I guessed some of them are corresponding to the DELAY_LATENCY_xxxx counters by name. your explanation made it total clear now
We do have vscan. and average scan latency is around 100ms. but strangely there is no latency recorded under latency_from_network. no latency_from_network.wsp file in graphite folder.
Hi @lisa5
After checking with engineering I learned that as of ONTAP 9.1 QOS DELAY_CENTER_NETWORK does not track work related to vscan or fpolicy. The overall QoS latency statistics will include the processing time but it won't show up in the breakdown (i.e. latency_from counters in Graphite). Sorry for my incorrect statements in earlier posts.
I entered two RFEs which you can reference with support or your account team if you desire this feature:
1082732 - "Update QOS DELAY_CENTER_NETWORK to include vscan visits & latency"
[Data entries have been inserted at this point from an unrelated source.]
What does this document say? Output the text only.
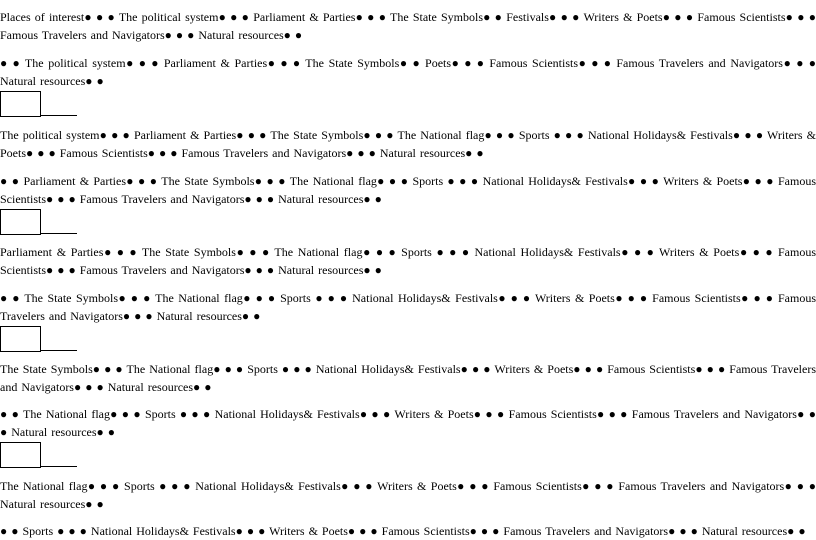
Places of interest● ● ● The political system● ● ● Parliament & Parties● ● ● The State Symbols● ● Festivals● ● ● Writers & Poets● ● ● Famous Scientists● ● ● Famous Travelers and Navigators● ● ● Natural resources● ●

● ● The political system● ● ● Parliament & Parties● ● ● The State Symbols● ● Poets● ● ● Famous Scientists● ● ● Famous Travelers and Navigators● ● ● Natural resources● ●

The political system● ● ● Parliament & Parties● ● ● The State Symbols● ● ● The National flag● ● ● Sports ● ● ● National Holidays& Festivals● ● ● Writers & Poets● ● ● Famous Scientists● ● ● Famous Travelers and Navigators● ● ● Natural resources● ●

● ● Parliament & Parties● ● ● The State Symbols● ● ● The National flag● ● ● Sports ● ● ● National Holidays& Festivals● ● ● Writers & Poets● ● ● Famous Scientists● ● ● Famous Travelers and Navigators● ● ● Natural resources● ●

Parliament & Parties● ● ● The State Symbols● ● ● The National flag● ● ● Sports ● ● ● National Holidays& Festivals● ● ● Writers & Poets● ● ● Famous Scientists● ● ● Famous Travelers and Navigators● ● ● Natural resources● ●

● ● The State Symbols● ● ● The National flag● ● ● Sports ● ● ● National Holidays& Festivals● ● ● Writers & Poets● ● ● Famous Scientists● ● ● Famous Travelers and Navigators● ● ● Natural resources● ●

The State Symbols● ● ● The National flag● ● ● Sports ● ● ● National Holidays& Festivals● ● ● Writers & Poets● ● ● Famous Scientists● ● ● Famous Travelers and Navigators● ● ● Natural resources● ●

● ● The National flag● ● ● Sports ● ● ● National Holidays& Festivals● ● ● Writers & Poets● ● ● Famous Scientists● ● ● Famous Travelers and Navigators● ● ● Natural resources● ●

The National flag● ● ● Sports ● ● ● National Holidays& Festivals● ● ● Writers & Poets● ● ● Famous Scientists● ● ● Famous Travelers and Navigators● ● ● Natural resources● ●

● ● Sports ● ● ● National Holidays& Festivals● ● ● Writers & Poets● ● ● Famous Scientists● ● ● Famous Travelers and Navigators● ● ● Natural resources● ●
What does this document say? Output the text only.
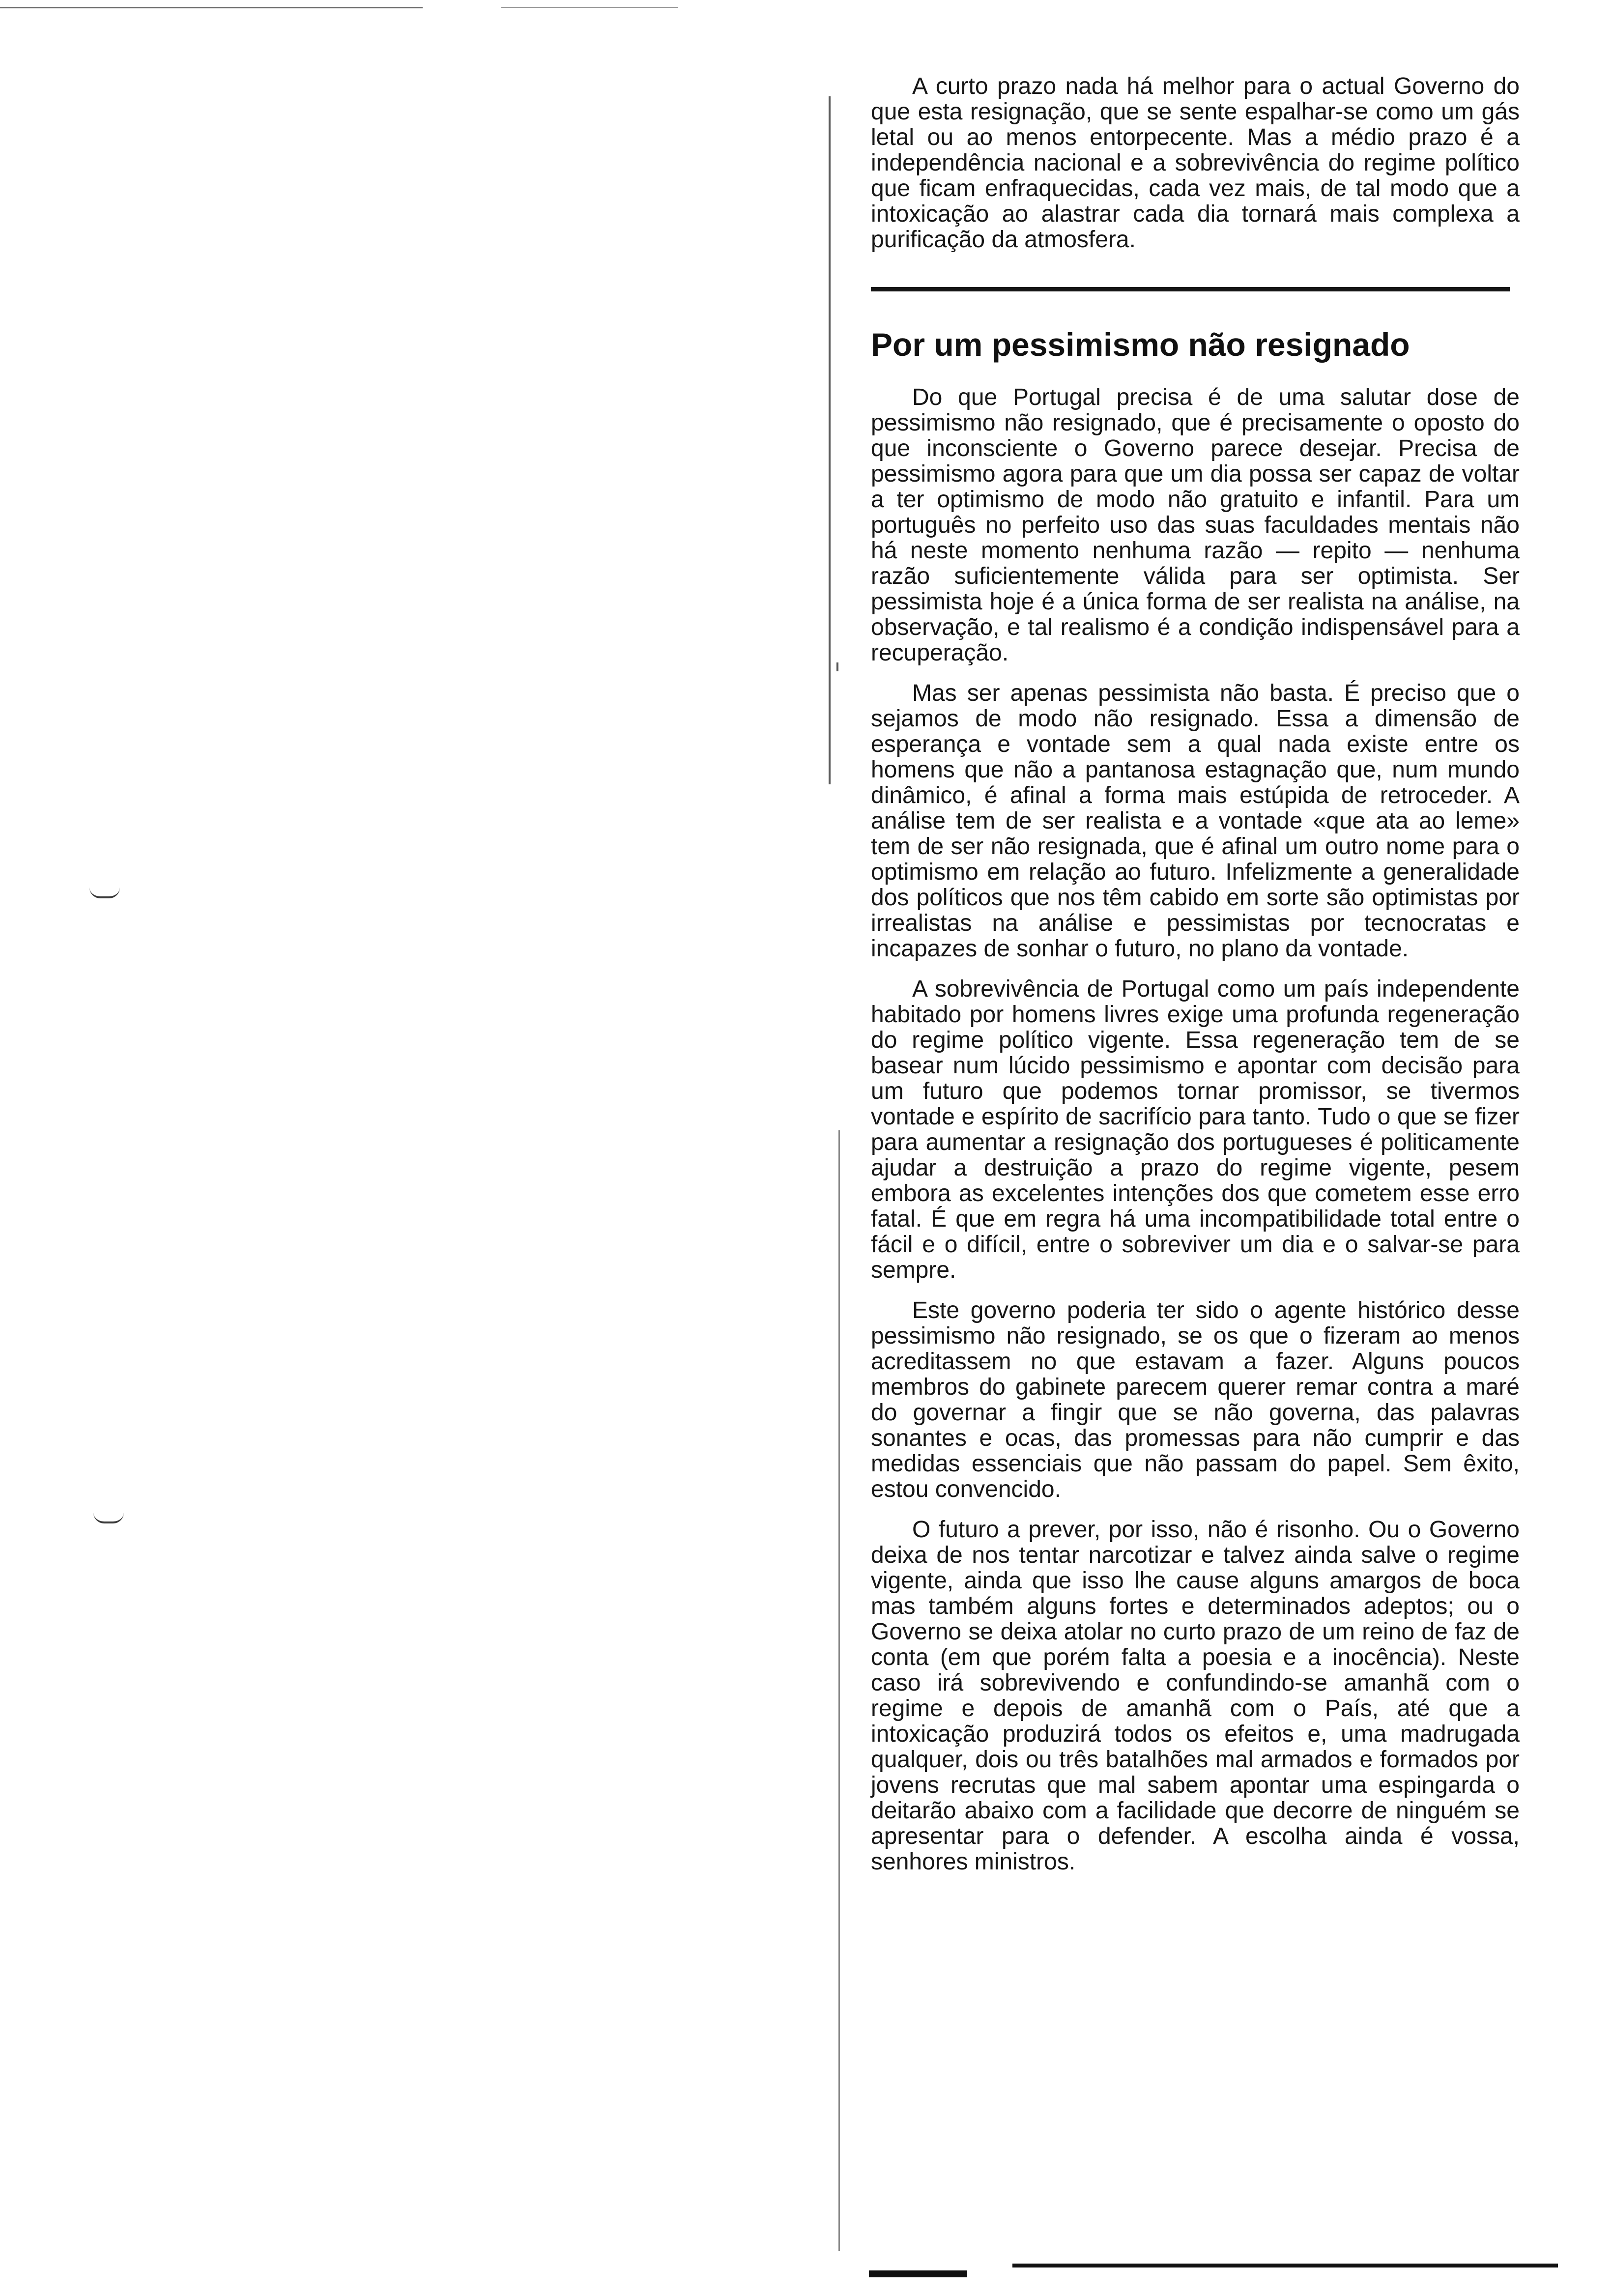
A curto prazo nada há melhor para o actual Governo do que esta resignação, que se sente espalhar-se como um gás letal ou ao menos entorpecente. Mas a médio prazo é a independência nacional e a sobrevivência do regime político que ficam enfraquecidas, cada vez mais, de tal modo que a intoxicação ao alastrar cada dia tornará mais complexa a purificação da atmosfera.

Por um pessimismo não resignado

Do que Portugal precisa é de uma salutar dose de pessimismo não resignado, que é precisamente o oposto do que inconsciente o Governo parece desejar. Precisa de pessimismo agora para que um dia possa ser capaz de voltar a ter optimismo de modo não gratuito e infantil. Para um português no perfeito uso das suas faculdades mentais não há neste momento nenhuma razão — repito — nenhuma razão suficientemente válida para ser optimista. Ser pessimista hoje é a única forma de ser realista na análise, na observação, e tal realismo é a condição indispensável para a recuperação.

Mas ser apenas pessimista não basta. É preciso que o sejamos de modo não resignado. Essa a dimensão de esperança e vontade sem a qual nada existe entre os homens que não a pantanosa estagnação que, num mundo dinâmico, é afinal a forma mais estúpida de retroceder. A análise tem de ser realista e a vontade «que ata ao leme» tem de ser não resignada, que é afinal um outro nome para o optimismo em relação ao futuro. Infelizmente a generalidade dos políticos que nos têm cabido em sorte são optimistas por irrealistas na análise e pessimistas por tecnocratas e incapazes de sonhar o futuro, no plano da vontade.

A sobrevivência de Portugal como um país independente habitado por homens livres exige uma profunda regeneração do regime político vigente. Essa regeneração tem de se basear num lúcido pessimismo e apontar com decisão para um futuro que podemos tornar promissor, se tivermos vontade e espírito de sacrifício para tanto. Tudo o que se fizer para aumentar a resignação dos portugueses é politicamente ajudar a destruição a prazo do regime vigente, pesem embora as excelentes intenções dos que cometem esse erro fatal. É que em regra há uma incompatibilidade total entre o fácil e o difícil, entre o sobreviver um dia e o salvar-se para sempre.

Este governo poderia ter sido o agente histórico desse pessimismo não resignado, se os que o fizeram ao menos acreditassem no que estavam a fazer. Alguns poucos membros do gabinete parecem querer remar contra a maré do governar a fingir que se não governa, das palavras sonantes e ocas, das promessas para não cumprir e das medidas essenciais que não passam do papel. Sem êxito, estou convencido.

O futuro a prever, por isso, não é risonho. Ou o Governo deixa de nos tentar narcotizar e talvez ainda salve o regime vigente, ainda que isso lhe cause alguns amargos de boca mas também alguns fortes e determinados adeptos; ou o Governo se deixa atolar no curto prazo de um reino de faz de conta (em que porém falta a poesia e a inocência). Neste caso irá sobrevivendo e confundindo-se amanhã com o regime e depois de amanhã com o País, até que a intoxicação produzirá todos os efeitos e, uma madrugada qualquer, dois ou três batalhões mal armados e formados por jovens recrutas que mal sabem apontar uma espingarda o deitarão abaixo com a facilidade que decorre de ninguém se apresentar para o defender. A escolha ainda é vossa, senhores ministros.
1082734 - "Update QOS DELAY_CENTER_NETWORK to include fpolicy visits & latency"
Cheers,
Chris Madden
Solution Architect - 3rd Platform - Systems Engineering NetApp EMEA (and author of Harvest)
Blog: It all begins with data
If this post resolved your issue, please help others by selecting ACCEPT AS SOLUTION or adding a KUDO or both!
Thanks for the breakdown of the metrics.
One I can't find a definition for however, "Latency from Suspend". What is this measuring?